In the one-design tests, Mónica Montañés' boat was the best among the Cyclones. The J80 Jotajuerga prevailed in her class. The fastest Dragon was the Nova Mallorca and among the Tochos of the Naval Regatta Commission, the Sóller prevailed.

Finally, the best in light sailing were Arnau Alba, from CN Portitxol, in ILCA 6, María Rosselló, from RCNP, in ILCA 4, and in Snipe the winner was the boat of Juan Gabriel Manresa, from CNR.

The regatta started at one in the afternoon when the different fleets sailed to the common starting area, located in front of Portitxol. Several of the ships sported sails with artistic motifs commemorating the fifth centenary of the first voyage around the world completed by Juan Sebastián Elcano in 1522. One of them was the Aifos de la Armada, which bore the portrait of the historic Spanish navigator on its spinnaker.

The organization arranged three coastal routes for the three types of boats (cruisers, one-designs and light sailing) that were divided into four consecutive departures. The shortest, 6.5 miles, for light sailing, returning from the islet of La Galera to reach the common goal for all classes, in front of the entrance to the port of Palma. The monotypes reached the height of the CN Arenal before returning to the port. The largest cruise ships covered the longest route, 12.6 miles, and had to round a mark at Cap Enderrocat before heading back to the finish line.
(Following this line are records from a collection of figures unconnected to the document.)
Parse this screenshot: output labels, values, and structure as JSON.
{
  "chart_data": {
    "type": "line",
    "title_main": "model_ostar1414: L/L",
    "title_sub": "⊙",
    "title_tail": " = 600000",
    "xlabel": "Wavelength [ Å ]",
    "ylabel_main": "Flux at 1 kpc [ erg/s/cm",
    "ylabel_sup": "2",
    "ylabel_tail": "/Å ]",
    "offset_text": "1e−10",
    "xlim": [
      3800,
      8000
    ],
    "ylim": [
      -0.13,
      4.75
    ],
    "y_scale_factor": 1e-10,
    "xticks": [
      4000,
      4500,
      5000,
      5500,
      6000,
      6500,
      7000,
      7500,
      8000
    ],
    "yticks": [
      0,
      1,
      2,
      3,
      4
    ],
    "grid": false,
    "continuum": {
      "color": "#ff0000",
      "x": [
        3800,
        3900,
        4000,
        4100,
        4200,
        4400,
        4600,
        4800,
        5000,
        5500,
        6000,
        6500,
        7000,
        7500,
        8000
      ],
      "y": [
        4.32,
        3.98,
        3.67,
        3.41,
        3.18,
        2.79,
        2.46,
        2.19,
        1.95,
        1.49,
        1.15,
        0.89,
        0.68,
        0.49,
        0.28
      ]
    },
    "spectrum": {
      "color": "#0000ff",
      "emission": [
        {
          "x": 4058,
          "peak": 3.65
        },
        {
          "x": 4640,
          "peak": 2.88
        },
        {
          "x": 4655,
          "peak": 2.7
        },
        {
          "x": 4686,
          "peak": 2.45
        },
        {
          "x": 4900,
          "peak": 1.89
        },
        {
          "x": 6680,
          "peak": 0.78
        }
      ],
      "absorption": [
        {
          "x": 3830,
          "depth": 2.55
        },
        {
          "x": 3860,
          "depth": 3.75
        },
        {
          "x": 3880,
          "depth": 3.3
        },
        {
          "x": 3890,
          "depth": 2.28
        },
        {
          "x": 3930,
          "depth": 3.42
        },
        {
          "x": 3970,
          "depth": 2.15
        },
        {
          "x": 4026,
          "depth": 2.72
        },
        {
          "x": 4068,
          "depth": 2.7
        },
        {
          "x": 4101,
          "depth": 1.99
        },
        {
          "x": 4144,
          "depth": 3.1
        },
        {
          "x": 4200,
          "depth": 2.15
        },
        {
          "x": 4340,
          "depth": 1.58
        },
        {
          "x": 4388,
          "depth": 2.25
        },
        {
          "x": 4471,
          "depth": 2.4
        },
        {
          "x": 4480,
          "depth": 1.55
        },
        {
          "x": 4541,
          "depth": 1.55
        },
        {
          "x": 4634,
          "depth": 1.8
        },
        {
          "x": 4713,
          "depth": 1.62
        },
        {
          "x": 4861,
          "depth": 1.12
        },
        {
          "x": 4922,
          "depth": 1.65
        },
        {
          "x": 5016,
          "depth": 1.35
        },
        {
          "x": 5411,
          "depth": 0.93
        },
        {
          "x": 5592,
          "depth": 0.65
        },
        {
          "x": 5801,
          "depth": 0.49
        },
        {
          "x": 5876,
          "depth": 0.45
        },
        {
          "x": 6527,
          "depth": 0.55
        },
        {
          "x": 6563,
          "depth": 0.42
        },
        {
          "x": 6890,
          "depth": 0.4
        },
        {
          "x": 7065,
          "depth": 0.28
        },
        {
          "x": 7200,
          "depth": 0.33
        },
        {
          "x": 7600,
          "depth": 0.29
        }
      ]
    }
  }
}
The idea of ​​the Armed Forces Regatta arose almost half a century ago as an initiative by Rear Admiral Marcial Sánchez-Barcáiztegui, who died in Palma in 2012. Sánchez Barcáiztegui was aware of the importance of maintaining and strengthening ties between society and the Navy The rear admiral took as an example and reference the historical events that occurred in Dunkirk at the beginning of the Second World War. The German army in the midst of Blitzkrieg cornered hundreds of thousands of soldiers, especially British and French, in this small French coastal town. Winston Churchill requested the help of any ship that could sail to evacuate the encircled troops to the United Kingdom. A large fleet of small civilian ships risked everything to participate in the rescue and more than three hundred thousand soldiers were saved in time.

The Regatta of the Armed Forces, although competitive, has an eminently social character. Its promoter always wanted the regatta to be open to all types of sail-propelled boats, regardless of their length and displacement, and advocated that its organization fall on a rotating basis to the different clubs in the Bay of Palma.